The 13.4MW floating solar power plant will be installed with approximately 50,000 solar installation modules developed by Kyocera. The modules will be installed over a water surface area of 180,000m².
The solar power plant will produce approximately 15,635MWh of electricity a year while offsetting 7,800t of carbon dioxide emissions a year.
The Kyocera floating solar power plant will use Hydrelio floating solar technology developed by Ciel et Terre. The floating platforms provide reliable support to solar panels that are installed on large water bodies such as lakes, reservoirs, canals and ponds.
The cooling effect of water on the PV panels enhances their energy production capacity and makes them more efficient compared with land-based systems of similar size. The panels also shield the water from the sun and reduce evaporation.
The panels have a lifespan of 30 years and a link resistance of 3,000DaN (3t). They can withstand wind speeds up to 118mph, and changes in water levels of up to 20ft. The PV panels are also UV-protected, corrosion-resistant and are more durable than metallic units.

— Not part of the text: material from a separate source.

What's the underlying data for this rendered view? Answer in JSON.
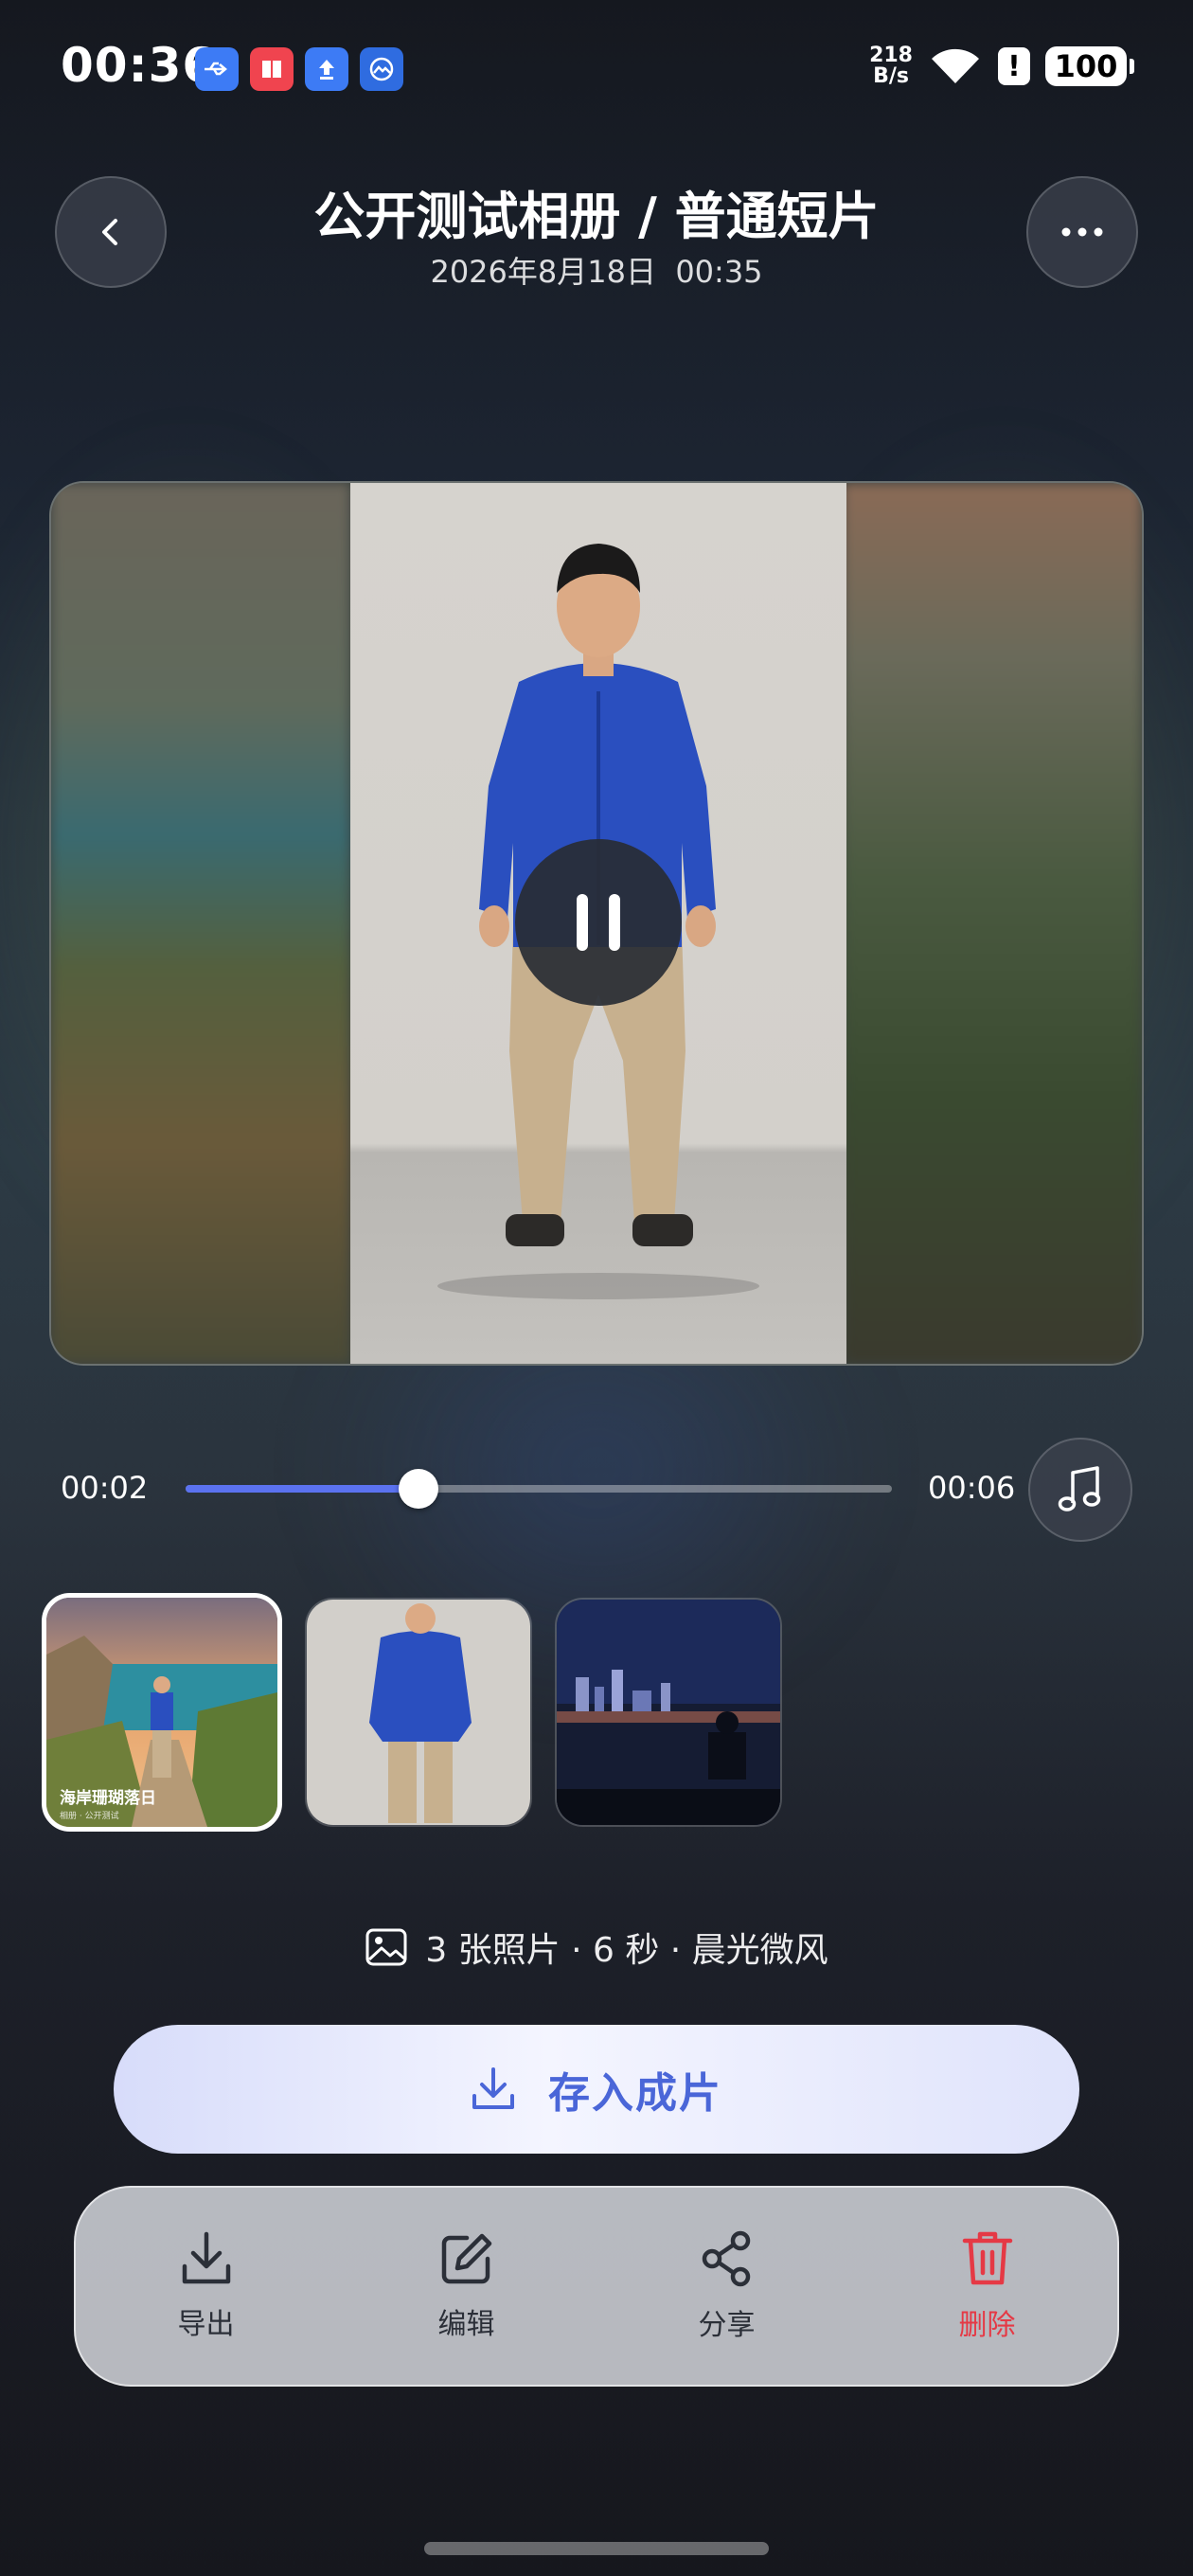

Kyocera TCL Solar will build and operate the solar installation while Century Tokyo Leasing will provide the required financing. Kyocera Group will be responsible for supply of solar modules and related equipment, as well as construction, operation and maintenance.
The floating platforms for the solar modules will be supplied by Ciel et Terre, who will also provide technical input for installing the systems on water.
As well as manufacturing ground-mount systems and rooftop systems, Kyocera TCL Solar has started developing floating solar power generation systems considering Japan’s abundant water surfaces.
Kyocera Solar began the construction of two solar floating plants with a combined capacity of 2.9MW at Nishihira Pond and Higashihira Pond in Kato City, Hyogo Prefecture, Japan, in September 2014.
The company aims to develop floating solar installations having a total capacity of 60MW by the end of March 2015.